Shanghai stocks jumped more than 2 percent on Monday in their best session in a month, as stronger-than-expected November factory activity lifted sentiment without dashing hopes of fresh stimulus.
But stocks linked to Chinese conglomerate Fosun Group slumped, as investors had their first chance to react to news that Fosun's billionaire chairman was assisting authorities with an investigation.
Overcoming an early morning wobble, the Shanghai Composite Index ended the session 2.5 percent higher, at 3,520.67 points, posting its best performance since Nov. 4.
The blue-chip CSI300 index jumped 2.9 percent, to 3,711.32.
Investors were encouraged by signs of economic stabilization after data released over the weekend showed China's factory output growth picked up to a five-month high, beating market expectations.
Nonetheless, not all held an optimistic view of the economy.

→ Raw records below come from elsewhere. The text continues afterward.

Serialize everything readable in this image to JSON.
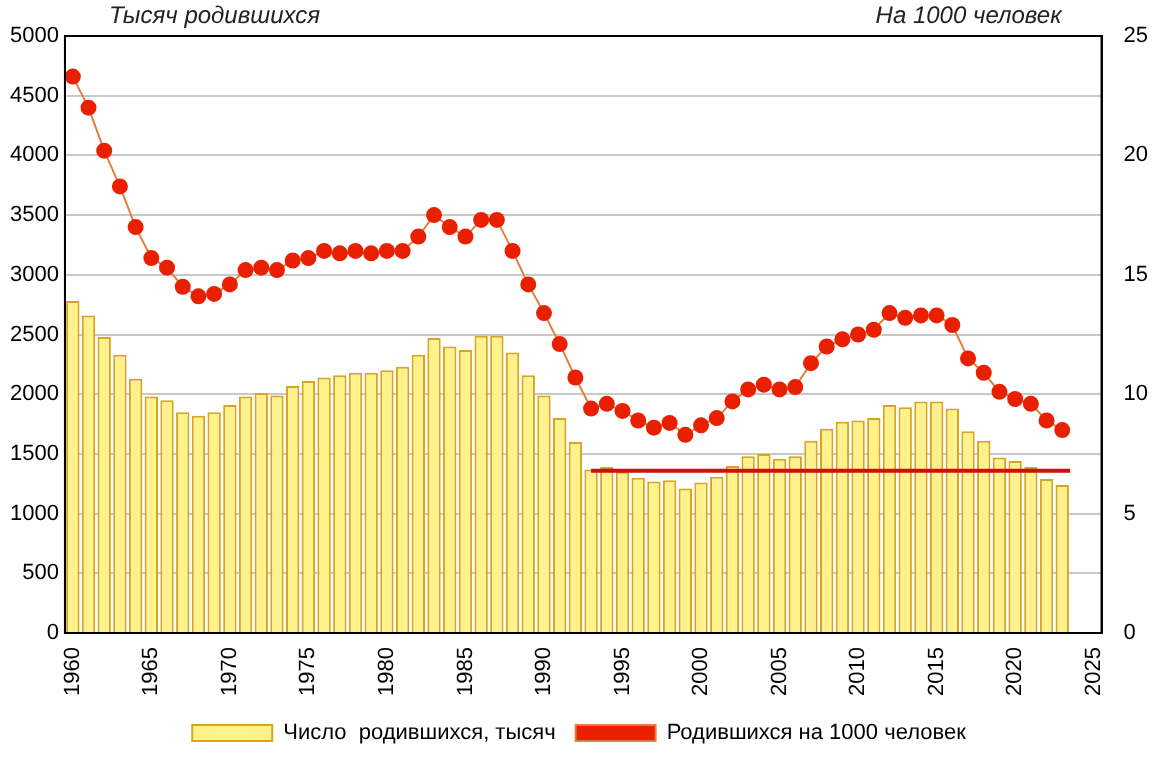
{
  "chart_data": {
    "type": "bar",
    "ylabel": "Тысяч родившихся",
    "y2label": "На 1000 человек",
    "x": [
      1960,
      1961,
      1962,
      1963,
      1964,
      1965,
      1966,
      1967,
      1968,
      1969,
      1970,
      1971,
      1972,
      1973,
      1974,
      1975,
      1976,
      1977,
      1978,
      1979,
      1980,
      1981,
      1982,
      1983,
      1984,
      1985,
      1986,
      1987,
      1988,
      1989,
      1990,
      1991,
      1992,
      1993,
      1994,
      1995,
      1996,
      1997,
      1998,
      1999,
      2000,
      2001,
      2002,
      2003,
      2004,
      2005,
      2006,
      2007,
      2008,
      2009,
      2010,
      2011,
      2012,
      2013,
      2014,
      2015,
      2016,
      2017,
      2018,
      2019,
      2020,
      2021,
      2022,
      2023
    ],
    "series": [
      {
        "name": "Число  родившихся, тысяч",
        "color": "#fff28c",
        "values": [
          2780,
          2660,
          2480,
          2330,
          2130,
          1980,
          1950,
          1850,
          1820,
          1850,
          1910,
          1980,
          2010,
          1990,
          2070,
          2110,
          2140,
          2160,
          2180,
          2180,
          2200,
          2230,
          2330,
          2470,
          2400,
          2370,
          2490,
          2490,
          2350,
          2160,
          1990,
          1800,
          1600,
          1370,
          1390,
          1350,
          1300,
          1270,
          1280,
          1210,
          1260,
          1310,
          1400,
          1480,
          1500,
          1460,
          1480,
          1610,
          1710,
          1770,
          1780,
          1800,
          1910,
          1890,
          1940,
          1940,
          1880,
          1690,
          1610,
          1470,
          1440,
          1390,
          1290,
          1240
        ]
      },
      {
        "name": "Родившихся на 1000 человек",
        "type": "line",
        "axis": "y2",
        "marker": "circle",
        "color": "#e82000",
        "values": [
          23.3,
          22.0,
          20.2,
          18.7,
          17.0,
          15.7,
          15.3,
          14.5,
          14.1,
          14.2,
          14.6,
          15.2,
          15.3,
          15.2,
          15.6,
          15.7,
          16.0,
          15.9,
          16.0,
          15.9,
          16.0,
          16.0,
          16.6,
          17.5,
          17.0,
          16.6,
          17.3,
          17.3,
          16.0,
          14.6,
          13.4,
          12.1,
          10.7,
          9.4,
          9.6,
          9.3,
          8.9,
          8.6,
          8.8,
          8.3,
          8.7,
          9.0,
          9.7,
          10.2,
          10.4,
          10.2,
          10.3,
          11.3,
          12.0,
          12.3,
          12.5,
          12.7,
          13.4,
          13.2,
          13.3,
          13.3,
          12.9,
          11.5,
          10.9,
          10.1,
          9.8,
          9.6,
          8.9,
          8.5
        ]
      },
      {
        "type": "line",
        "marker": "none",
        "color": "#cc1010",
        "x": [
          1993,
          2023.5
        ],
        "values": [
          1360,
          1360
        ]
      }
    ],
    "xlim": [
      1959.5,
      2025.5
    ],
    "xticks": [
      1960,
      1965,
      1970,
      1975,
      1980,
      1985,
      1990,
      1995,
      2000,
      2005,
      2010,
      2015,
      2020,
      2025
    ],
    "ylim": [
      0,
      5000
    ],
    "yticks": [
      0,
      500,
      1000,
      1500,
      2000,
      2500,
      3000,
      3500,
      4000,
      4500,
      5000
    ],
    "y2lim": [
      0,
      25
    ],
    "y2ticks": [
      0,
      5,
      10,
      15,
      20,
      25
    ],
    "grid": "y",
    "legend": "bottom"
  }
}
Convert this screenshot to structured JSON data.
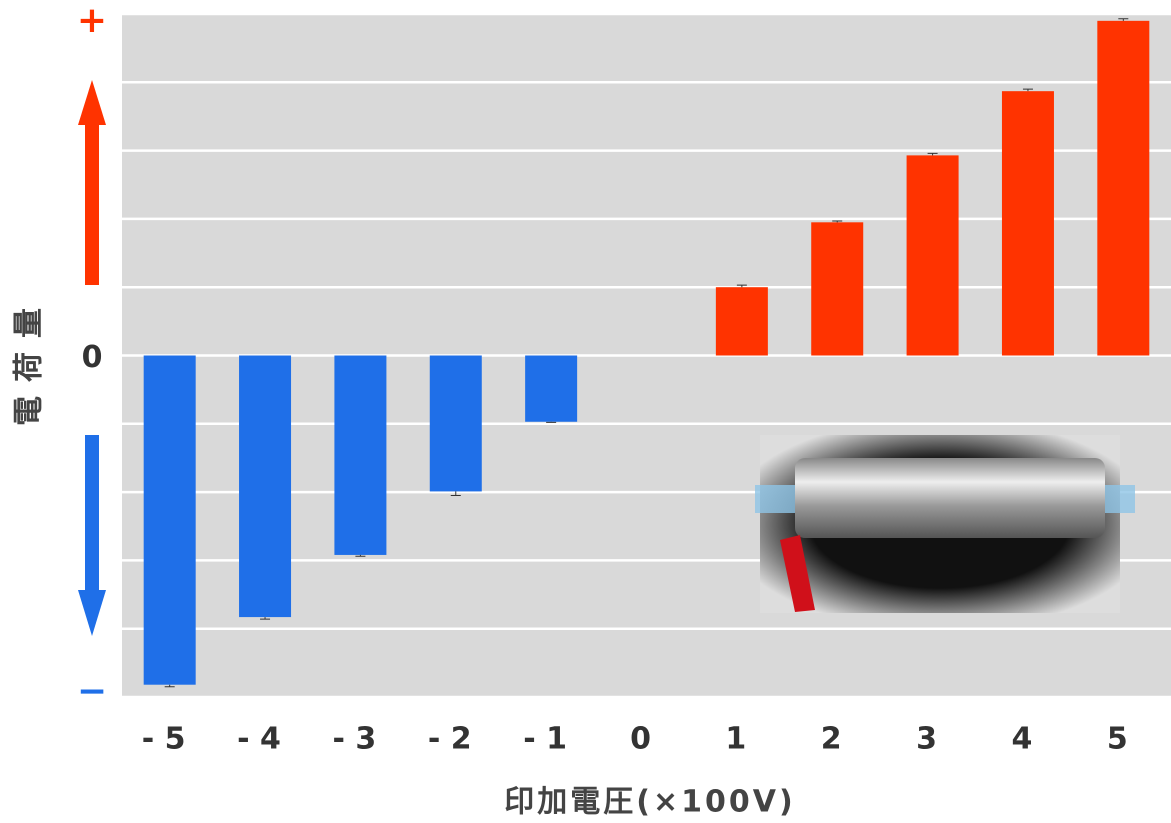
{
  "chart_data": {
    "type": "bar",
    "y_label": "電荷量",
    "x_label": "印加電圧(×100V)",
    "categories": [
      "- 5",
      "- 4",
      "- 3",
      "- 2",
      "- 1",
      "0",
      "1",
      "2",
      "3",
      "4",
      "5"
    ],
    "values": [
      -4.82,
      -3.83,
      -2.92,
      -1.99,
      -0.97,
      0,
      1.0,
      1.95,
      2.93,
      3.87,
      4.9
    ],
    "errors": [
      0.03,
      0.03,
      0.02,
      0.06,
      0.01,
      0,
      0.03,
      0.02,
      0.03,
      0.03,
      0.03
    ],
    "colors": [
      "#1f6fe8",
      "#1f6fe8",
      "#1f6fe8",
      "#1f6fe8",
      "#1f6fe8",
      "#1f6fe8",
      "#ff3300",
      "#ff3300",
      "#ff3300",
      "#ff3300",
      "#ff3300"
    ],
    "ylim": [
      -5,
      5
    ],
    "yticks": [
      {
        "value": -5,
        "label": "−"
      },
      0,
      {
        "value": 5,
        "label": "+"
      }
    ],
    "minor_yticks": [
      -4,
      -3,
      -2,
      -1,
      1,
      2,
      3,
      4
    ],
    "grid": true
  }
}
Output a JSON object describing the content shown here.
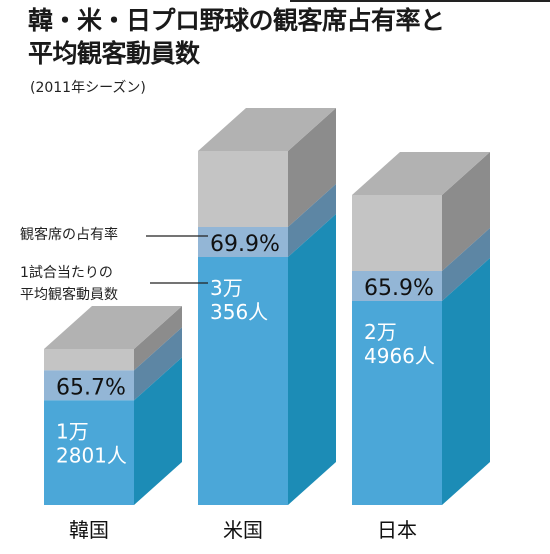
{
  "header": {
    "title_line1": "韓・米・日プロ野球の観客席占有率と",
    "title_line2": "平均観客動員数",
    "subtitle": "(2011年シーズン)"
  },
  "legend": {
    "occupancy_label": "観客席の占有率",
    "attendance_label_line1": "1試合当たりの",
    "attendance_label_line2": "平均観客動員数"
  },
  "colors": {
    "front_blue": "#4ba7d8",
    "side_blue": "#1c8cb6",
    "front_gray": "#c4c4c4",
    "side_gray": "#8c8c8c",
    "top_gray": "#b2b2b2",
    "overlap_front": "#93b6d6",
    "overlap_side": "#5d86a4"
  },
  "chart_data": {
    "type": "bar",
    "style": "3d-stacked-box",
    "categories": [
      "韓国",
      "米国",
      "日本"
    ],
    "series": [
      {
        "name": "1試合当たりの平均観客動員数",
        "values": [
          12801,
          30356,
          24966
        ],
        "labels_line1": [
          "1万",
          "3万",
          "2万"
        ],
        "labels_line2": [
          "2801人",
          "356人",
          "4966人"
        ]
      },
      {
        "name": "観客席の占有率",
        "values": [
          65.7,
          69.9,
          65.9
        ],
        "labels": [
          "65.7%",
          "69.9%",
          "65.9%"
        ]
      }
    ]
  }
}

"We believe the faster growth in industrial production is transitory as the headwinds from industry overcapacity remain," Barclays said in a report on Monday. "We continue to look for more fiscal and monetary easing to support growth."
Stocks rose across the board, with industrial, infrastructure and real estate shares among the biggest gainers.
Resource shares also bounced sharply, even as seven companies in the sector were removed from the flagship CSI300 Index on Monday in a constituent adjustment that reflects changing investor preference.
Fosun-related shares, however, tumbled, even though Fosun Chairman Guo Guangchang made his first public appearance on Monday since reports he had gone missing last week.
Fosun Pharmaceutical lost 3.8 percent, Shanghai Yuyuan Tourist Mart Co shed 2.4 percent, while Shanghai Ganglian E-Commerce Holdings Co tumbled 6.4 percent.